AMY GOODMAN: And I want to go to Putin in a minute and Trump’s turnaround on the Russian invasion, but I want to ask you one last question. I want to go to a clip of Mike Huckabee, the U.S. ambassador to Israel. This is a recording obtained by CNN from 2016, when Huckabee was running for president. Listen carefully.
MIKE HUCKABEE: Basically, there really is no such thing as — I have to be careful saying this, because people will really get upset. There’s really no such thing as a Palestinian. There’s not.
AMY GOODMAN: “There’s not.” “There’s no such thing as a Palestinian,” Ambassador Huckabee said. Again, I want to quote that. He said, “Basically, there really is no such thing as — and I need to be careful saying this, because people get really upset. There’s really no such thing as Palestinians,” and has supported the annexation, Israel’s annexation, of the West Bank. So, this goes to the meeting that, apparently, or event, that Netanyahu will be attending on his last night here tonight in Washington, D.C., with Jewish leaders and evangelical leaders. You know, there’s CUFI, for example, the Christians United for Israel. I wanted to go to that meeting that they’re going to be having and the role of evangelicals, like Mike Huckabee, a leader of Zionist evangelicals, in supporting Israel. Matt, you personally know a lot about this.
MATT DUSS: Right. I mean, I am quite familiar with Huckabee’s views on this and with the Christian evangelical Zionist view on this. This is part of the community that I grew up in. And I think this meeting tonight is very interesting for Netanyahu, because this is his real base in the United States, is right-wing Christian evangelical Zionists. American Jews overwhelmingly vote for Democrats. They are overwhelmingly liberal, and a huge part of them support Palestinian liberation, a two-state solution, and do not support his government.

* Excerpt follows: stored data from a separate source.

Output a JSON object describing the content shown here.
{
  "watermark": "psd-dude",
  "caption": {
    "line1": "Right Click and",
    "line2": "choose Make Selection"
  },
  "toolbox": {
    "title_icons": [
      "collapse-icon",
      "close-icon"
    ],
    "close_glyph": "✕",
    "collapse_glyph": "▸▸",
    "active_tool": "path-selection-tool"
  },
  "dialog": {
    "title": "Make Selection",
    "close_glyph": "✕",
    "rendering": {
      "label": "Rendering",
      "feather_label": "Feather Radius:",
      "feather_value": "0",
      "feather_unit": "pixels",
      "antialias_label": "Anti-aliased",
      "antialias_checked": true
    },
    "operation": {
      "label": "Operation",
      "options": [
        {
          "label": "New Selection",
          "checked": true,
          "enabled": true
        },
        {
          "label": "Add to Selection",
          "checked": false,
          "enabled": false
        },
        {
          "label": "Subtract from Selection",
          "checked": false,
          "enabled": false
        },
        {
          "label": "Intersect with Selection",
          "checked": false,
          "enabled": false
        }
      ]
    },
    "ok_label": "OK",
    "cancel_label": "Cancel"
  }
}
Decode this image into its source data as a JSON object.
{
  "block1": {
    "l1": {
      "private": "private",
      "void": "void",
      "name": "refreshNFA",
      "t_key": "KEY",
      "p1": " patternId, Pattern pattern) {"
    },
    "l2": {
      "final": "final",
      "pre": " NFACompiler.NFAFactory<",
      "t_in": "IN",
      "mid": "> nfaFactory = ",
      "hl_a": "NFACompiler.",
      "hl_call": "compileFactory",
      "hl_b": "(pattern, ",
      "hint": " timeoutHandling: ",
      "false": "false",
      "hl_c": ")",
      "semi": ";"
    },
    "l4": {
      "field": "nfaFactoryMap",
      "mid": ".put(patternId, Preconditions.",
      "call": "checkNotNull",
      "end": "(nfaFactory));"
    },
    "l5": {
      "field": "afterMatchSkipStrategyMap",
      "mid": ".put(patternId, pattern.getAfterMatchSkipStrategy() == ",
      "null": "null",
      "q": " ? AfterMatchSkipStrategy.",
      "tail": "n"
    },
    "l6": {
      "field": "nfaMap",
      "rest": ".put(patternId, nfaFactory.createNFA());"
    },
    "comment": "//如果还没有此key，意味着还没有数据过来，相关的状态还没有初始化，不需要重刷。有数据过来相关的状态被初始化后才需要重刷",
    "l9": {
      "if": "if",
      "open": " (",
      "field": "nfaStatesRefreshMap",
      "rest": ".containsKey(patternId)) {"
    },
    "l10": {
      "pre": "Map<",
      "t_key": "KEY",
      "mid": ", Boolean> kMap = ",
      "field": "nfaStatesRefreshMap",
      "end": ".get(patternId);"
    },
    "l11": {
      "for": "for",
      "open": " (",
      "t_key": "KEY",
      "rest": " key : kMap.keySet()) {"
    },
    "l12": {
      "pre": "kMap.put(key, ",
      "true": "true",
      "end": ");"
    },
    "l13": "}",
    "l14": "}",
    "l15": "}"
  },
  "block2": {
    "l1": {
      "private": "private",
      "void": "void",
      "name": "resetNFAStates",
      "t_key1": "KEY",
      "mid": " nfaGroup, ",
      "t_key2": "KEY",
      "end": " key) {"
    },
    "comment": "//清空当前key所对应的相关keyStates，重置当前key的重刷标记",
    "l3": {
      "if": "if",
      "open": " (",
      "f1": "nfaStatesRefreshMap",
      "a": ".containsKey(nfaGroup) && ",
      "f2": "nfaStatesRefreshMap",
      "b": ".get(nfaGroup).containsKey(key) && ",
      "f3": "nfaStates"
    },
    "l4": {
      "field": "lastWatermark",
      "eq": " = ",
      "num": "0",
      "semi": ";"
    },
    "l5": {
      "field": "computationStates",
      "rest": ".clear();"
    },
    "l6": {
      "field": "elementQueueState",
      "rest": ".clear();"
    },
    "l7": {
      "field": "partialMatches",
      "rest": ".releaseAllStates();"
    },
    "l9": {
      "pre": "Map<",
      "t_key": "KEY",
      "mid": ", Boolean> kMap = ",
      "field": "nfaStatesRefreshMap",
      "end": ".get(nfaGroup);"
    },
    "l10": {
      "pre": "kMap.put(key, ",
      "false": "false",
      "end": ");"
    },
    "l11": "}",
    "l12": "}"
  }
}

Unfortunately, conservative Christian evangelicals, as you heard from Mike Huckabee, many of them simply don’t recognize the Palestinians as a people with legitimate claims. They believe that Israel should control all of the land of Israel, even beyond Israel’s current borders, as — partly as a prerequisite for the second coming of Jesus Christ. That’s part of the theology here.
And these, I would also add this — in terms of numbers, this is the biggest part of the right-wing, pro-Israel lobby in the United States. There are far more evangelical Christians than there are American Jews. And these organizations do a lot of the real on-the-ground lobbying in various states and various districts. And this is — as I said, this is Netanyahu’s real political base here in the United States, and he is smart enough to understand that. But we should also understand that the policy they are supporting is deeply inhumane, it is destructive, and it is dangerous for everyone in the United States and in the region.